Ça y est, la loi sur la prostitution qui institue une amende pour les clients est votée malgré l'opposition ouverte d'un certain nombre de prostituées et celle, honteuse, de leur pratique. Il est vrai que manifester sa désapprobation aurait jeté l'opprobre sur des pères de famille frustrés, des notables insoupçonnables (oui, enfin, ceux-là c'était dans la province d'autrefois) et de jeunes célibataires pleins d'appétits mais timides comme des rosières ou laids comme le péché. Et ne parlons pas de nos parlementaires qui ont fait assaut d'hypocrisie sous la pression de leurs consoeurs, de leur curé et du discours moralisateur ambiant. Que la Gauche ait voté pour paraît normal de prime abord, puis on se rappelle les joyeuses équipées à New York de la bande du Carlton et que DSK a siégé à l'Assemblée...Chacun connaît les arguments des uns et des autres, beaucoup portent et le débat méritait d'être mené. Qui oserait justifier la rapacité et la violence qui peut aller jusqu'au meurtre des macs ? Qui ne souhaiterait qu'une prostituée qui désire s'en sortir reçoive toute l'aide possible de la Société ? Qui ne condamnerait ces réseaux de traite des blanches (et encore plus des noires et des jaunes) qui arrachent à leur pays et à leur misère des filles, jeunes, qui connaitront une misère plus grande encore ? Qui, enfin, nierait le danger que court chaque jour une femme qui exerce ce métier ? Mais les opposants à la loi ne manquent pas non plus d'arguments. La suppression brutale de leurs ressources va rendre la situation de certaines femmes intenable, la prostitution deviendra clandestine comme l'alcool l'a été aux USA dans les années 20 et on en connaît les résultats...De plus les fonctionnaires de police ne semblent pas enthousiastes à l'idée de poirer les michés qui ne pourront plus tenir poussés par leurs hormones. Devront-ils se déguiser en mac pour ne pas se faire remarquer ? On entend d'ici le commissaire engueulant l'inspecteur qui a raté une arrestation : "Encore une c.....e comme ça et je te mets aux putes".

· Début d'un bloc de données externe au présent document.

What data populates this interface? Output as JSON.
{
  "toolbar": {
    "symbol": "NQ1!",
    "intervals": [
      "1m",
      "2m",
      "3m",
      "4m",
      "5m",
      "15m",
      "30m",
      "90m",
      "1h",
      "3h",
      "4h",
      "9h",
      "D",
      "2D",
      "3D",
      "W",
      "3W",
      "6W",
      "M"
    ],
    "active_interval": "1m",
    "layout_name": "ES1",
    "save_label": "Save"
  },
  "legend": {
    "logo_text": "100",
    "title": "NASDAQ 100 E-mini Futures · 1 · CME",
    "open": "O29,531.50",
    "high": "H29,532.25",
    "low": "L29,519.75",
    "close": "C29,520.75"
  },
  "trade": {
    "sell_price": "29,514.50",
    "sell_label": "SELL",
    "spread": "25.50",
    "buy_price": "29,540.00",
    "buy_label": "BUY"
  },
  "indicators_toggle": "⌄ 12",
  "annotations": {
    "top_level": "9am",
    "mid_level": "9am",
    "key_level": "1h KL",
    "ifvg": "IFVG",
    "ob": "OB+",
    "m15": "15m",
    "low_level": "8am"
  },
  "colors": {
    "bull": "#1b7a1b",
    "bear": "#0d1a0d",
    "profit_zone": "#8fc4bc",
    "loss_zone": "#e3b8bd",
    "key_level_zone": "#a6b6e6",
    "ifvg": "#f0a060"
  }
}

Manquent quelques arguments plus politiques. On s'étonne de ne pas avoir entendu Mélenchon protester contre la profonde injustice qui se cache derrière cette mesure. La prostitution populaire à la papa disparaît (le montant de l'amende, qui fait plus que doubler en cas de récidive, est faramineux et peut ruiner un honnête ménage ouvrier après trois ou quatre faiblesses coupables du mari) mais pendant ce temps les gros continuent à se goinfrer de call-girls parfumées aux dessous de soie. Et ne parlons pas, pour ne pas vexer de grands amis de la France, des princes saoudiens ou qataris amateurs de blondes sculpturales à la moue boudeuse et aux tarifs extravagants. Elevons encore le débat : avec cette mesure la France va se trouver en bonne compagnie avec une poignée de pays scandinaves. L'austérité protestante et sa détestation du sexe qui détourne du travail et gaspille un argent et une énergie qui devraient être employés uniquement à gagner un argent signe de notre élection, touchent maintenant notre vieux pays latin qu'avait juste frôlé de son aile noire l'esprit protestant. Mais voici l'argument auquel je suis le plus sensible, il émane des prostituées elles-mêmes. Certaines réclament la libre exploitation de leur corps, un peu comme les femmes partisanes de la GPA (qui, soit dit en passant sont plutôt progressistes). On accepte qu'un artisan monnaie son habileté manuelle, qu'un footballeur tire profit de ses jambes et de son souffle (certains parlent aussi de la tête, mais il ne faut pas exagérer. Chez les Benzema et consorts l'organe important est un peu plus bas), mais qu'une femme utilise aux mêmes fins son sexe choque. La malédiction religieuse de la sexualité semble encore peser et la libre entreprise s'arrçete en-dessous de la ceinture. Cette loi ne privera-t-elle pas non plus d'un plaisir légitime ce personnage éminemment littéraire de l'aristocrate ou de la grande bourgeoise se prostituant pour le plaisir de s'encanailler et le titillement du danger ? On le voit, il faut réfléchir avant de décréter des lois si brutales...Mais il va bien falloir en prendre son parti : cette loi va passer et un pan de la culture française va disparaître. Les racoleuses sous le réverbères vont rejoindre les curés papouilleurs et les prolos postillonnant le pernod ou le blanc gommé, un mégot baveux collé aux lèvres au décrochez-moi ça. France, il n'y a pas que ton café qui fout le camp...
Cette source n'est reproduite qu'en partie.